Marcel Duchamp (no centro, à frente) e Maria Martins (atrás, à direita) numa rara foto em que aparecem juntos

Entre a embaixatriz que se assinava “Madame Carlos Martins” e a artista plástica Maria Martins havia um trânsito interessantíssimo que o documentário MARIA: NÃO ESQUEÇA QUE EU VENHO DOS TRÓPICOS desenha com razoável habilidade. A mulher da alta classe que ousou desquitar-se nos anos 1920 e depois manter um romance secreto (adúltero, se diria então) e intensa colaboração artística com Marcel Duchamp, por si só, já é uma personagem e tanto. Mas Maria Martins foi também uma das escultoras mais ousadas do mundo e uma locomotiva das artes no Brasil da década de 1950.

Suas obras, plenas de dramaticidade e de “uma sexualidade que mordia”, no dizer de Miguel Rio Branco, surgem aqui muito bem filmadas, em grande parte contra um fundo neutro que destaca seus contornos conturbados. O filme sai em busca de arquivos recônditos, onde se encontram desenhos, gravuras e joias pouco conhecidas.

Paulo Herkenhoff, Michael Taylor (Museu de Arte da Virginia, EUA) e Carolyn Christov-Bakargiev (curadora da dOCUMENTA 13), entre outros, dão finas interpretações da produção de Maria e de seu lugar no cenário do Surrealismo. O perfil se complementa com pequenas encenações de seu diálogo com Clarice Lispector e da leitura de cartas. Só faltou justificar a presença inócua de Malu Mader como uma “entrevistadora” que parece estar ali apenas a passeio. Consta que era ela quem dirigiria o filme, mas isso tampouco justifica sua participação.

A assinatura de direção é de Francisco C.(Cataldo) Martins, que no passado respondia por Ícaro Martins na direção de dramas eróticos como O Olho Mágico do Amor e Onda Nova em parceria com José Antonio Garcia. Mais recentemente, dirigiu com Helena Ignez Luz nas Trevas – A Volta do Bandido da Luz Vermelha. Portanto em seu primeiro longa solo, Martins aborda com relativa timidez uma história de vida das mais turbinadas.
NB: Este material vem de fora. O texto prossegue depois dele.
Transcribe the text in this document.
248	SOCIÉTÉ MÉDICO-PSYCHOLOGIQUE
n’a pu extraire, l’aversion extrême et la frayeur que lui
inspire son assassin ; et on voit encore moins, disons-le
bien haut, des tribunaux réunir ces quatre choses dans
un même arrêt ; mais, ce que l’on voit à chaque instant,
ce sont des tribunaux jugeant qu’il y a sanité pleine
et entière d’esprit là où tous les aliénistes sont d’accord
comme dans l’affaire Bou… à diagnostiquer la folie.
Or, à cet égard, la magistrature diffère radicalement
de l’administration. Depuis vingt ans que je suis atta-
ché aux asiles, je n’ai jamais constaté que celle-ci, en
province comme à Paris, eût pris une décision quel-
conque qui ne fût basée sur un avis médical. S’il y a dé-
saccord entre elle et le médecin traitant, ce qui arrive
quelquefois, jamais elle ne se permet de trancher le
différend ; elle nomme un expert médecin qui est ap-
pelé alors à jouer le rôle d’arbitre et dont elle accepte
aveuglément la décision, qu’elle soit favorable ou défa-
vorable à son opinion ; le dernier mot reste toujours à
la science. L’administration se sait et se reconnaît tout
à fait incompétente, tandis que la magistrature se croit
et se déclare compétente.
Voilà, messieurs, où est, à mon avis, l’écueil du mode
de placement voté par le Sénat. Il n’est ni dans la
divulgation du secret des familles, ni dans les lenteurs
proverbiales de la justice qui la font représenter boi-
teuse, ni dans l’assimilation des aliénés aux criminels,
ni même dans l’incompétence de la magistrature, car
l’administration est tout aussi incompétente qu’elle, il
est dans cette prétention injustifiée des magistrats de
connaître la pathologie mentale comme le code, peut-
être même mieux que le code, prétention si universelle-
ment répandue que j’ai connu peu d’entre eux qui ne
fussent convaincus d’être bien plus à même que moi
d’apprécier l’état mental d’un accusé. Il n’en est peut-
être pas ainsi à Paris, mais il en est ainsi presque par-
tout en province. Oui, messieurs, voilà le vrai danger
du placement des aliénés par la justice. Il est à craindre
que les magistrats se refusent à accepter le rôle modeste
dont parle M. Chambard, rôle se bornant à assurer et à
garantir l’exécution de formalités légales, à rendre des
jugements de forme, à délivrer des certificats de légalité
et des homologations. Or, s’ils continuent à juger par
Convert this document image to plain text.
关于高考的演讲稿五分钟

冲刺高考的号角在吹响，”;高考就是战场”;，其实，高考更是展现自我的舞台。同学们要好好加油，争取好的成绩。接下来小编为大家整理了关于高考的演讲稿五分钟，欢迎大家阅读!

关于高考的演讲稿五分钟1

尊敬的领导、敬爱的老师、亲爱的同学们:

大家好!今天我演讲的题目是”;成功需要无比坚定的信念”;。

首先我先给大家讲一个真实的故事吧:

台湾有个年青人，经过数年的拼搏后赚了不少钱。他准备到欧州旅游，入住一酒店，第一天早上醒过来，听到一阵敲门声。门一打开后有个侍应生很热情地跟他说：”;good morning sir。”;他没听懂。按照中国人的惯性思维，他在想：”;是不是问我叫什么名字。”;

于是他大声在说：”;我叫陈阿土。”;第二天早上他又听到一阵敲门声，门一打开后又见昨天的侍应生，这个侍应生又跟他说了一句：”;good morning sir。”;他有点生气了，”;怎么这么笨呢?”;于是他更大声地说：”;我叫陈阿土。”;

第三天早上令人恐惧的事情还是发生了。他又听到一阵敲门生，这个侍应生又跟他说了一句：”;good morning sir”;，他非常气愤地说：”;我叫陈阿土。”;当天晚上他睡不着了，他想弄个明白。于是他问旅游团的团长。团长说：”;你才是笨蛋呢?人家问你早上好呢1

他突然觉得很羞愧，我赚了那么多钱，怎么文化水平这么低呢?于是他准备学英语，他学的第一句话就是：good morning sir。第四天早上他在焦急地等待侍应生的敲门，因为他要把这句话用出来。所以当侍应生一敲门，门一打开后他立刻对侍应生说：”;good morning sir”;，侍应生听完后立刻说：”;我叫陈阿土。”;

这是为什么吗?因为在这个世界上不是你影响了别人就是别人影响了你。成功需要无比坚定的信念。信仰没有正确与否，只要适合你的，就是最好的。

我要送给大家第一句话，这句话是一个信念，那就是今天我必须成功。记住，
De qualquer forma, lá está o perfil de uma mulher pioneira como indivíduo independente e artista sem autocensura. Riquíssima e íntima da nata internacional, Maria Martins era também admiradora de Mao Tsé-Tung (numa possível semelhança com a mãe de João Moreira Salles, enfocada em No Intenso Agora). Tanto desenhava joias para ladies nova-iorquinas como escrevia livros sobre a China e a Índia. A expressão “Não Esqueça que Eu Venho dos Trópicos” é título de uma de suas esculturas, mas também uma pista para o atrevimento do seu olhar.